Random recipes from mrbunsrocks

Monday, September 11, 2006

Celery Root and Cèpe Soup

From Food&Drink, Autumn 2006, page 198.

Haven't tried this yet but it looks fabulous!

"This is a sophisticated rich soup, and the croutons, while not essential, provide and interesting contrast in texture"

1/2 oz (15 g) dried cèpes (or porcini)
2 medium onions
1 celery root, about 5 inches in diameter
2T unsalted butter
2 T olive oil
2 t kosher salt
freshly ground pepper
1 c light cream
fried bread croutons, optional

1. Place the dried mushrooms in a bowl and pour over 3 cups boiling water. Leave the mushrooms to soak for 20 minutes.
2. Peel and dice onions and celery root.
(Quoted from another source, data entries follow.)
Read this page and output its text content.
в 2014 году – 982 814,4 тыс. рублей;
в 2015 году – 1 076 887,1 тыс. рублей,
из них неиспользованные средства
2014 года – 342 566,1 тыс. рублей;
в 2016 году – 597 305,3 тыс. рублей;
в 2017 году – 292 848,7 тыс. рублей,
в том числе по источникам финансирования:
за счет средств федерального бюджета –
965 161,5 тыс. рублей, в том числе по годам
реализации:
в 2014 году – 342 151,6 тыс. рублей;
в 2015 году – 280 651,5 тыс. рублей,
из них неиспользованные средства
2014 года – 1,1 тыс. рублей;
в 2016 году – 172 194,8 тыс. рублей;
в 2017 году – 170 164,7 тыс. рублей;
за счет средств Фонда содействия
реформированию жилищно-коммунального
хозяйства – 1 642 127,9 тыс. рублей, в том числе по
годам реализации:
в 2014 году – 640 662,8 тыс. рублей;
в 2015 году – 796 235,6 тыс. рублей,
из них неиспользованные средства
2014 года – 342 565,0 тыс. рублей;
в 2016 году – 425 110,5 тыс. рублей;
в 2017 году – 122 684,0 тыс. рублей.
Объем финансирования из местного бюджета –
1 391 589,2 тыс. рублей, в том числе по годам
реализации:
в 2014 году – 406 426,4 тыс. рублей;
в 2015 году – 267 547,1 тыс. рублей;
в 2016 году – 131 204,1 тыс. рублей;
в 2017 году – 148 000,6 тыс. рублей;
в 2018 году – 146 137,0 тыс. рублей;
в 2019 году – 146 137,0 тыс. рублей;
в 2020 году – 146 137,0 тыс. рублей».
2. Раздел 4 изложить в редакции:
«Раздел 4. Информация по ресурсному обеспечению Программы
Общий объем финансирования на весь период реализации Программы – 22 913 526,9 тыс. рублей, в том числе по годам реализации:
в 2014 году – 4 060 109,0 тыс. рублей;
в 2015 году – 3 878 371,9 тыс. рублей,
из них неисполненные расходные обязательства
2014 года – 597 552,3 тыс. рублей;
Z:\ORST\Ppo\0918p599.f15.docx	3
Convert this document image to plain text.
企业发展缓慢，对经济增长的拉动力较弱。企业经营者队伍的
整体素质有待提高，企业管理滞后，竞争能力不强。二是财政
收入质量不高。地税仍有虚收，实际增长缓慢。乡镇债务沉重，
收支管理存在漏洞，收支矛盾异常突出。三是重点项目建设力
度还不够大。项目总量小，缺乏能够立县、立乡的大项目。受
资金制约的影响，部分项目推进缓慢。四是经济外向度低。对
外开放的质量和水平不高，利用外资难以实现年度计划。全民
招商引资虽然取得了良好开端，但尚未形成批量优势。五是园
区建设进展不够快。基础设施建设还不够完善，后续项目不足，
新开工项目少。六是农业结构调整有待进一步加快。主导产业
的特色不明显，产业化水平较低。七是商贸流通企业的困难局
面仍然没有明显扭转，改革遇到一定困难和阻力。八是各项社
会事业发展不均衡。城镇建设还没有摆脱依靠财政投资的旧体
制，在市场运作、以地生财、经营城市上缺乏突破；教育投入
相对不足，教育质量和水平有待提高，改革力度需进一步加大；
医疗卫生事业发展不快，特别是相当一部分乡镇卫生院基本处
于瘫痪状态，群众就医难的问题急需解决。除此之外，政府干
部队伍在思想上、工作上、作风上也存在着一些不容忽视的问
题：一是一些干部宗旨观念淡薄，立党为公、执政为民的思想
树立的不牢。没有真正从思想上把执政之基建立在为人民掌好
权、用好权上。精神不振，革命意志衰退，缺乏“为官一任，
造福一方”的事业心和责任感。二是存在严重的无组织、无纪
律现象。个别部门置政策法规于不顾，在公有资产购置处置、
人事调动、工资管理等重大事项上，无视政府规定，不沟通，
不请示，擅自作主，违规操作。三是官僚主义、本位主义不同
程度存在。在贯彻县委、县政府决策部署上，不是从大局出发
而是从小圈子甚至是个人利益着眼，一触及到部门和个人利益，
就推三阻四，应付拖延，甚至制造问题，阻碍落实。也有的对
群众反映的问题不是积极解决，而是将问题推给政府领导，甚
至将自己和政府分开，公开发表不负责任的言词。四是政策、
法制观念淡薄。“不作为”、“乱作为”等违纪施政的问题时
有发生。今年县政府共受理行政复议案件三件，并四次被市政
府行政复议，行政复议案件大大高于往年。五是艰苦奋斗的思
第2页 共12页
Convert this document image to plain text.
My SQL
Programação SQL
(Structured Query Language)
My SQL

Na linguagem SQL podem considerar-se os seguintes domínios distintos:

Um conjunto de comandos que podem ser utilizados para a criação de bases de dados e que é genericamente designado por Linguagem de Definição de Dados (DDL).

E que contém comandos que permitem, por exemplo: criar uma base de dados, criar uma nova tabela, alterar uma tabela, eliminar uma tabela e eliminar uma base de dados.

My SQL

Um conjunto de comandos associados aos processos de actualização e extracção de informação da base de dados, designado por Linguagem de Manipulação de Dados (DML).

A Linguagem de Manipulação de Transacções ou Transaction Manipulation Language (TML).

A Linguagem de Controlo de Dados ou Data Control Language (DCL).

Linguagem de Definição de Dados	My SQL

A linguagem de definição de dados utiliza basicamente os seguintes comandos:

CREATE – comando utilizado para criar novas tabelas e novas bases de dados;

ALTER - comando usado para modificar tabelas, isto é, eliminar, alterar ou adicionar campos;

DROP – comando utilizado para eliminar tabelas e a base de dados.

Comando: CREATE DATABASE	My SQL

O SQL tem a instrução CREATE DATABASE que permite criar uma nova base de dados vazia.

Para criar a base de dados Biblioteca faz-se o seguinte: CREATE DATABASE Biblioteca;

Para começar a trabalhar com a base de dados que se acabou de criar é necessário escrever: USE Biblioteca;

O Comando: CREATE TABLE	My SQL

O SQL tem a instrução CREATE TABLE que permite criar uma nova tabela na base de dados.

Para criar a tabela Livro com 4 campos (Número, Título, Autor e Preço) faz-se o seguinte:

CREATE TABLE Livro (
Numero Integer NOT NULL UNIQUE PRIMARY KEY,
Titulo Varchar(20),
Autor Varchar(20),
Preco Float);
In a large frying pan with a lid, heat the butter and oil over medium-low heat. Add the onions, celery root and salt. Stir to coat the vegetables, cover and cook gently for 15 minutes.
3. Remove the dried mushrooms from the soaking liquid, chop them coarsely and add to the vegetables. Carefully strain the soaking liquid through a fine sieve and pour into the pan (not sure why you're supposed to strain...a mushroom bit is a mushroom bit, as far as I'm concerned). Cover and cook until the vegetables are very soft, about 15 mins. Season with pepper and more salt if necessary and let cool slightly.
4. Puree the vegetable mixture in batches in a blender, then pour into a saucepan. Add cream, then heat the soup gently. If it seems too thick, add more water.
5. Serve topped with croutons, if desired.

The recipe says this soup serves 6-8.....but with only 3 cups of liquid, I would bank on it serving four people. I also fail to understand why recipes never mention the magic of the immersion blender. WHY in god's name would you dirty a blender, as well as another bowl (and mess with pouring hot chunky soup) when you could just use a nice little immersion blender to accomplish nearly the same thing. It won't be *quite* as smooth, but it will still rock. And you will have fewer dishes. :) How can that be a bad thing????